One of the most interesting areas is concerned with creating associative dictionaries. They capture the consciousness of modern generation representatives. Associative dictionaries are compiled through so-called associative experiments. Subjects are shown a list of words. After each word, they have to write the first word that comes to their mind. Using this approach, we register the associative links and linguistic consciousness of the living speakers of a given language. Now I will pronounce a word and I’d like you to share your first association with it: “a woman.”
– A man.
– Well done! The most common answer. And it is not fortuitous. Men and women coexist. However, the frequency of “man” among the Russians is 12%, but the British name this word in 80% of the cases. Such associative dictionaries allow taking “casts” of English, Russians and Germans’ consciousness. Kind of a tool to analyze linguistic consciousness.
Another area is concerned with identification of basic values. For example, “poverty,” “soullessness,” “lack of responsibility” – an anti-value, “security” – a value. Our experiments show what the bearers of Russian culture consider a value and what words they use to describe it.
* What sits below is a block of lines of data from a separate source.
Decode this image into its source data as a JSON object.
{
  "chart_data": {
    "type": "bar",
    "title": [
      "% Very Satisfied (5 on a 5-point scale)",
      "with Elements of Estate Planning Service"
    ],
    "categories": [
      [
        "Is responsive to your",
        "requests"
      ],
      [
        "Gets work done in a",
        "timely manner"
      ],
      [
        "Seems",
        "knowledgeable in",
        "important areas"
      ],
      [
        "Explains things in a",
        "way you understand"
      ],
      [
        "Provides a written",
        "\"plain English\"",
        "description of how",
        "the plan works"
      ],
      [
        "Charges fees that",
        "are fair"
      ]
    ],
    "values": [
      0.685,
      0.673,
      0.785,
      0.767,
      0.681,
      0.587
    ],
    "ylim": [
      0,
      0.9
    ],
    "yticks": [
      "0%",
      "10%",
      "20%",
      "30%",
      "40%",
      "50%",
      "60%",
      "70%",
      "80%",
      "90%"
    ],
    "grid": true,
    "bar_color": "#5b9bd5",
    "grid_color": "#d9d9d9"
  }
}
I think that speech production, perception, language ontogeny, verbal communication are eternal problems. It is always necessary to form verbal communication skills among the representatives of each next generation. For what? So that they can simply survive in a society. And this activity is endless, taking into account that generations are constantly replacing each other. If it stops, there will be no culture. Without culture, there will be no society. Without society, there will be no individuals, as human beings cannot survive alone. All of us are living in a society.